CVS Pharmacy Inc. v. Doe involves a class action brought under Section 504 of the Rehabilitation Act of 1973 and Section 1557 of the Patient Protection and Affordable Care Act. The class members, who are HIV-positive, have health insurance through their employers. Those health plans, in turn, rely on CVS Caremark, a pharmacy benefits manager, to administer their prescription-drug benefits. Under the terms of their benefit plans, the class members can receive in-network prices for their HIV medications by accepting the medications by mail or by picking them up at a CVS pharmacy, but they must pay out-of-network prices at other pharmacies. CVS maintains that this policy applies to all “specialty medications.” Nevertheless, the class members argue that the delivery conditions disproportionately harm plan members with HIV or AIDS, and they demand in-network prices at their chosen pharmacies.

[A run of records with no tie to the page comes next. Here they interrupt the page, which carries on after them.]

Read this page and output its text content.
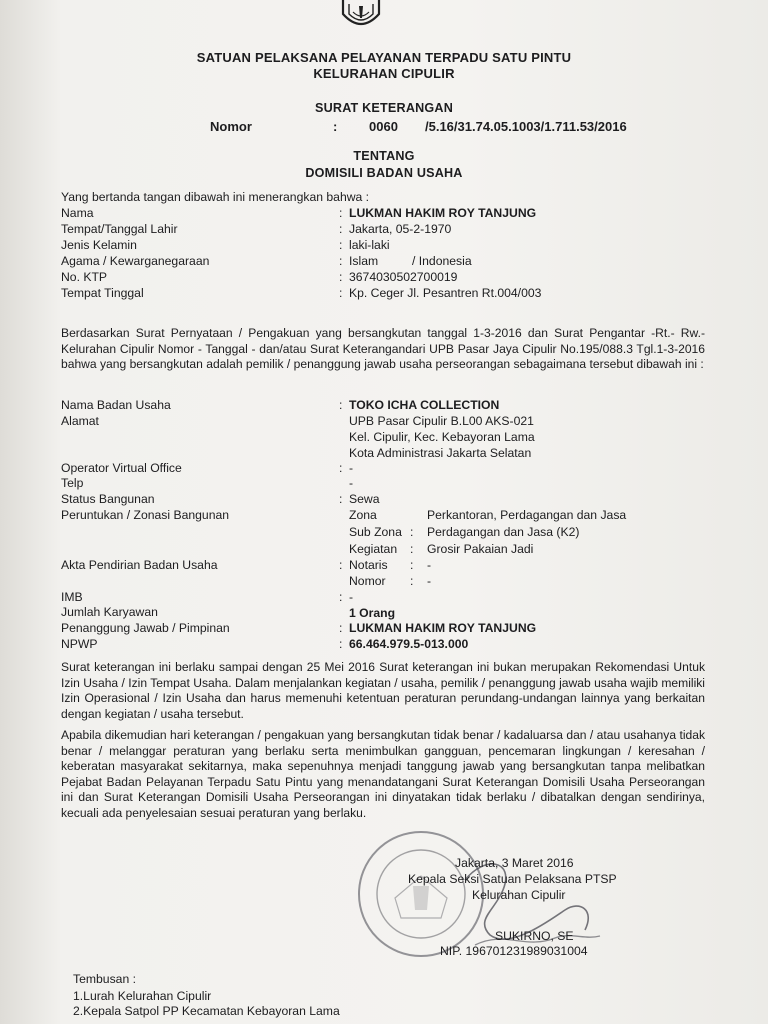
SATUAN PELAKSANA PELAYANAN TERPADU SATU PINTU
KELURAHAN CIPULIR
SURAT KETERANGAN
Nomor	: 0060 /5.16/31.74.05.1003/1.711.53/2016
TENTANG
DOMISILI BADAN USAHA
Yang bertanda tangan dibawah ini menerangkan bahwa :
Nama	: LUKMAN HAKIM ROY TANJUNG
Tempat/Tanggal Lahir	: Jakarta, 05-2-1970
Jenis Kelamin	: laki-laki
Agama / Kewarganegaraan	: Islam          / Indonesia
No. KTP	: 3674030502700019
Tempat Tinggal	: Kp. Ceger Jl. Pesantren Rt.004/003
Berdasarkan Surat Pernyataan / Pengakuan yang bersangkutan tanggal 1-3-2016 dan Surat Pengantar -Rt.- Rw.- Kelurahan Cipulir Nomor - Tanggal - dan/atau Surat Keterangandari UPB Pasar Jaya Cipulir No.195/088.3 Tgl.1-3-2016 bahwa yang bersangkutan adalah pemilik / penanggung jawab usaha perseorangan sebagaimana tersebut dibawah ini :
Nama Badan Usaha	: TOKO ICHA COLLECTION
Alamat	UPB Pasar Cipulir B.L00 AKS-021
Kel. Cipulir, Kec. Kebayoran Lama
Kota Administrasi Jakarta Selatan
Operator Virtual Office	: -
Telp	-
Status Bangunan	: Sewa
Peruntukan / Zonasi Bangunan	Zona	Perkantoran, Perdagangan dan Jasa
Sub Zona : Perdagangan dan Jasa (K2)
Kegiatan : Grosir Pakaian Jadi
Akta Pendirian Badan Usaha	: Notaris : -
Nomor : -
IMB	: -
Jumlah Karyawan	1 Orang
Penanggung Jawab / Pimpinan	: LUKMAN HAKIM ROY TANJUNG
NPWP	: 66.464.979.5-013.000
Surat keterangan ini berlaku sampai dengan 25 Mei 2016 Surat keterangan ini bukan merupakan Rekomendasi Untuk Izin Usaha / Izin Tempat Usaha. Dalam menjalankan kegiatan / usaha, pemilik / penanggung jawab usaha wajib memiliki Izin Operasional / Izin Usaha dan harus memenuhi ketentuan peraturan perundang-undangan lainnya yang berkaitan dengan kegiatan / usaha tersebut.
Apabila dikemudian hari keterangan / pengakuan yang bersangkutan tidak benar / kadaluarsa dan / atau usahanya tidak benar / melanggar peraturan yang berlaku serta menimbulkan gangguan, pencemaran lingkungan / keresahan / keberatan masyarakat sekitarnya, maka sepenuhnya menjadi tanggung jawab yang bersangkutan tanpa melibatkan Pejabat Badan Pelayanan Terpadu Satu Pintu yang menandatangani Surat Keterangan Domisili Usaha Perseorangan ini dan Surat Keterangan Domisili Usaha Perseorangan ini dinyatakan tidak berlaku / dibatalkan dengan sendirinya, kecuali ada penyelesaian sesuai peraturan yang berlaku.
Jakarta, 3 Maret 2016
Kepala Seksi Satuan Pelaksana PTSP
Kelurahan Cipulir
SUKIRNO, SE
NIP. 196701231989031004
Tembusan :
1.Lurah Kelurahan Cipulir
2.Kepala Satpol PP Kecamatan Kebayoran Lama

The class members argue that the Rehabilitation Act, which prohibits discrimination on the basis of disability by programs or activities receiving federal funds, allows for disparate-impact claims. Moreover, the ACA, which incorporates the Rehabilitation Act’s enforcement mechanisms, allows them to challenge the terms and conditions of their benefit plans. The district court dismissed the case because the delivery conditions depend on whether the patients receive specialty medications, not whether they are HIV-positive. The U.S. Court of Appeals for the 9th Circuit vacated and remanded for further proceedings on the ground that the benefit plans did not need to uniquely impact people with HIV or AIDS if the plans denied them “medically appropriate dispensing of their medications.” Arguing that the 9th Circuit deepened “a square, widely acknowledged conflict,” CVS asks for the Supreme Court’s review.

These and other petitions of the week are below:

SFR Investments Pool 1, LLC v. M&T Bank
20-908
Issues: (1) Whether the Federal Housing Finance Authority’s structure violates separation of powers and, if so, whether its conservatorship of Fannie Mae and Freddie Mac must be set aside; and (2) whether quiet title actions by FHFA, asserting that a state law foreclosure failed to extinguish the agency’s property interests, are contract claims for purposes of 12 U.S.C. § 4617(b)(12).

Warsaw Orthopedic Inc. v. Sasso
20-1284
Issue: Whether a federal court with exclusive jurisdiction over a claim may abstain in favor of a state court with no jurisdiction over that claim.

AbbVie Inc. v. Federal Trade Commission
20-1293
Issue: Whether the subjective element of the “sham litigation” exception to Noerr-Pennington immunity may be met by an inference from a finding that a challenged lawsuit was objectively baseless, even without evidence that the antitrust defendant actually believed the suit lacked merit or was indifferent to the outcome.

Walker v. Mississippi
20-1306
Issues: (1) Whether the Mississippi Supreme Court failed to adhere to the Supreme Court’s Sixth Amendment jurisprudence requiring counsel in a capital case to conduct a thorough investigation of their client’s background and history, and that purported “tactical” decisions are only reasonable to the extent they are based on such an investigation; and (2) whether Alan Walker was denied the effective assistance of counsel in the preparation and presentation of mitigation at his capital trial.

Board of County Commissioners of Weld County, Colorado v. Exby-Stolley
20-1357
Issue: Whether a plaintiff asserting a failure-to-accommodate claim under the Americans with Disabilities Act of 1990 must show that the employer’s failure to make the requested accommodation affected the “terms, conditions, [or] privileges of employment”—that is, whether the employee must show that the failure to accommodate amounted to an adverse employment action.

CVS Pharmacy Inc. v. Doe
20-1374
Issues: (1) Whether Section 504 of the Rehabilitation Act of 1973 — and by extension Section 1557 of the Patient Protection and Affordable Care Act, which incorporates the “enforcement mechanisms” of other federal antidiscrimination statutes — provides a disparate-impact cause of action for plaintiffs alleging disability discrimination; and (2) whether, if Section 504 and the ACA create disparate-impact claims, such claims extend to the facially neutral terms and conditions of health insurance plans.